Il faut insister sur le fait que de nombreuses entrées dans la base de données HURDAT2 relatives à l’intensité mais aussi à la position des tempêtes nommées étaient, avant l’avènement de l’imagerie satellitaire dans les années 1970, des suppositions et non des observations. Pour être capable d’évaluer l’impact du réchauffement climatique d’origine anthropique sur les changements à long terme du nombre de tempêtes nommées, il faut d’abord tenir compte des changements technologiques massifs intervenus au cours du siècle dernier.

Heureusement, pour aider à résoudre ce problème, les chercheurs du Laboratoire de dynamique des fluides géophysiques (GFDL) de la NOAA ( voir la publication en 2008 de Gabe Vecchi et Tom Knutson dans le Journal of Climate ) ont trouvé une solution pour estimer combien de tempêtes nommées ont été « manquées » à l’ère des satellites pré-géostationnaires avant les années 1970. Ils ont comparé le nombre et la taille des tempêtes nommées qui se sont produites, à la densité des observations des navires qui traversaient l’océan. S’il y avait eu depuis les années 1870 des navires sillonnant les mers partout et tout le temps (et en supposant que ces navires n’aient pas essayé d’éviter ces cyclones, ce qu’ils ont certainement fait), il y aurait très peu de tempêtes nommées non comptabilisées. Mais la réalité est qu’une grande partie de l’océan Atlantique, le golfe du Mexique et la mer des Caraïbes était peu traversés par des navires de la fin du 19e siècle jusqu’au milieu du 20e siècle.

Les graphiques ci-dessous indiquent la densité de trafic maritime et les observations météorologiques de ces navires : Orange/Rouge : élevée, Vert/Jaune : modérée, Gris : faible, Blanc : pas de mesures).

Graphiques montrant la densité du trafic maritime à travers l’océan Atlantique nord entre 1878-1914, 1915-1945 et 1946-1965. Les zones blanches et bleues indiquent peu ou pas de trafic maritime, tandis que les zones oranges et rouges indiquent un niveau élevé de trafic maritime.

En plus du problème des tempêtes nommées qui n’ont pas été signalées en raison du manque de capacité à les observer, les améliorations technologiques ont également permis d’affiner les normes de dénomination d’une tempête, ce qui a permis de mieux identifier les tempêtes de faible intensité (seuil de 63 km/h).
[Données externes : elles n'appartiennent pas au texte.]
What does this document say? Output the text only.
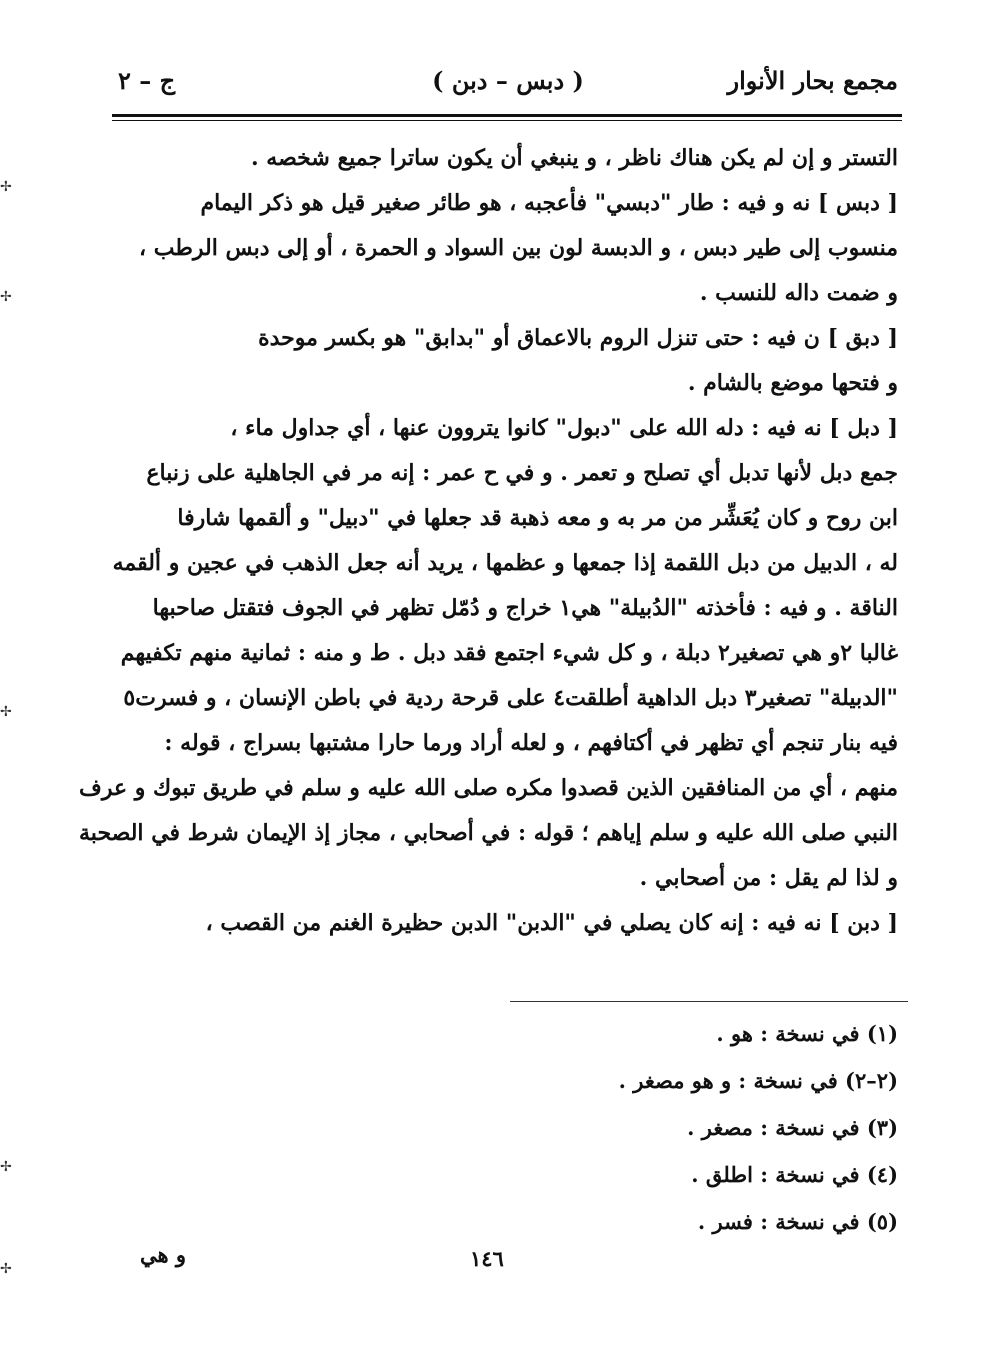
مجمع بحار الأنوار
( دبس – دبن )
ج – ٢
التستر و إن لم يكن هناك ناظر ، و ينبغي أن يكون ساترا جميع شخصه .
[ دبس ] نه و فيه : طار "دبسي" فأعجبه ، هو طائر صغير قيل هو ذكر اليمام
منسوب إلى طير دبس ، و الدبسة لون بين السواد و الحمرة ، أو إلى دبس الرطب ،
و ضمت داله للنسب .
[ دبق ] ن فيه : حتى تنزل الروم بالاعماق أو "بدابق" هو بكسر موحدة
و فتحها موضع بالشام .
[ دبل ] نه فيه : دله الله على "دبول" كانوا يتروون عنها ، أي جداول ماء ،
جمع دبل لأنها تدبل أي تصلح و تعمر . و في ح عمر : إنه مر في الجاهلية على زنباع
ابن روح و كان يُعَشِّر من مر به و معه ذهبة قد جعلها في "دبيل" و ألقمها شارفا
له ، الدبيل من دبل اللقمة إذا جمعها و عظمها ، يريد أنه جعل الذهب في عجين و ألقمه
الناقة . و فيه : فأخذته "الدُبيلة" هي١ خراج و دُمّل تظهر في الجوف فتقتل صاحبها
غالبا ٢و هي تصغير٢ دبلة ، و كل شيء اجتمع فقد دبل . ط و منه : ثمانية منهم تكفيهم
"الدبيلة" تصغير٣ دبل الداهية أطلقت٤ على قرحة ردية في باطن الإنسان ، و فسرت٥
فيه بنار تنجم أي تظهر في أكتافهم ، و لعله أراد ورما حارا مشتبها بسراج ، قوله :
منهم ، أي من المنافقين الذين قصدوا مكره صلى الله عليه و سلم في طريق تبوك و عرف
النبي صلى الله عليه و سلم إياهم ؛ قوله : في أصحابي ، مجاز إذ الإيمان شرط في الصحبة
و لذا لم يقل : من أصحابي .
[ دبن ] نه فيه : إنه كان يصلي في "الدبن" الدبن حظيرة الغنم من القصب ،
(١) في نسخة : هو .
(٢–٢) في نسخة : و هو مصغر .
(٣) في نسخة : مصغر .
(٤) في نسخة : اطلق .
(٥) في نسخة : فسر .
و هي	١٤٦
✢
✢
✢
✢
✢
Les avis de tempêtes n’ont pas été émis pour la plupart des tempêtes nommées de faible intensité et de courte durée dans les époques passées, et ces systèmes n’ont donc pas été automatiquement inclus dans la base de données HURDAT2.

Dans les cas où les prévisionnistes des années passées n’étaient soit 1) pas sûrs que le système atteignait les vents requis de 63 km /h (39 mph) ou bien 2) supposaient qu’il serait de trop courte durée, ou encore 3) que le système n’était pas tropical (c’est-à-dire avec un gradient de température de chaud à froid à travers le centre du système), ils n’ont généralement pas émis d’avis de tempête nommés. [3] .
Dans des recherches auxquelles l’auteur principal avait participé ( Chris Landsea et collègues dans le Journal of Climate de 2010 ), nous avons découvert que la fréquence des tempêtes faibles, de courte durée (inférieure ou égale à deux jours) nommées « Shorties » avaient augmenté au cours du temps. Il n’y en avait qu’une par an environ dans HURDAT2 jusqu’aux années 1920, environ 3 par an des années 1930 aux années 1990, et leur nombre est passé à environ 5 par an depuis 2000.

Nombre de tempêtes tropicales et subtropicales « Shorties », celles qui ont duré 2 jours ou moins, chaque année de 1878 à 2020.

Sur les 30 tempêtes nommées en 2020, sept étaient des « Shorties » et quelques autres duraient à peine plus de deux jours. Parmi ces sept « Shorties », quatre n’auraient probablement pas été nommées avant les années 2000 : Dolly, Edouard, Omar et Alpha. Parmi les autres « Shorties », Bertha et Kyle auraient possiblement été nommées, et Fay l’aurait probablement été. Ces systèmes et d’autres systèmes faibles et de courte durée depuis 2000 ont été observés et reconnus comme des tempêtes tropicales en raison de nouveaux outils mis à la disposition des prévisionnistes, notamment les diffusiomètres, les radiomètres à micro-ondes, les ADT (Advanced Dvorak Technique) et les diagrammes d’analyse de phases de cyclone. Les spécialistes des ouragans du Centre national des ouragans sont alors en mesure d’émettre en temps réel des avis sur ces tempêtes nommées , puis de les inclure dans la base de données HURDAT2 à la fin de la saison.

Exemples de quatre « Shorties » en 2020 qui étaient très peu susceptibles d’avoir été désignés comme tempêtes nommées dans le passé.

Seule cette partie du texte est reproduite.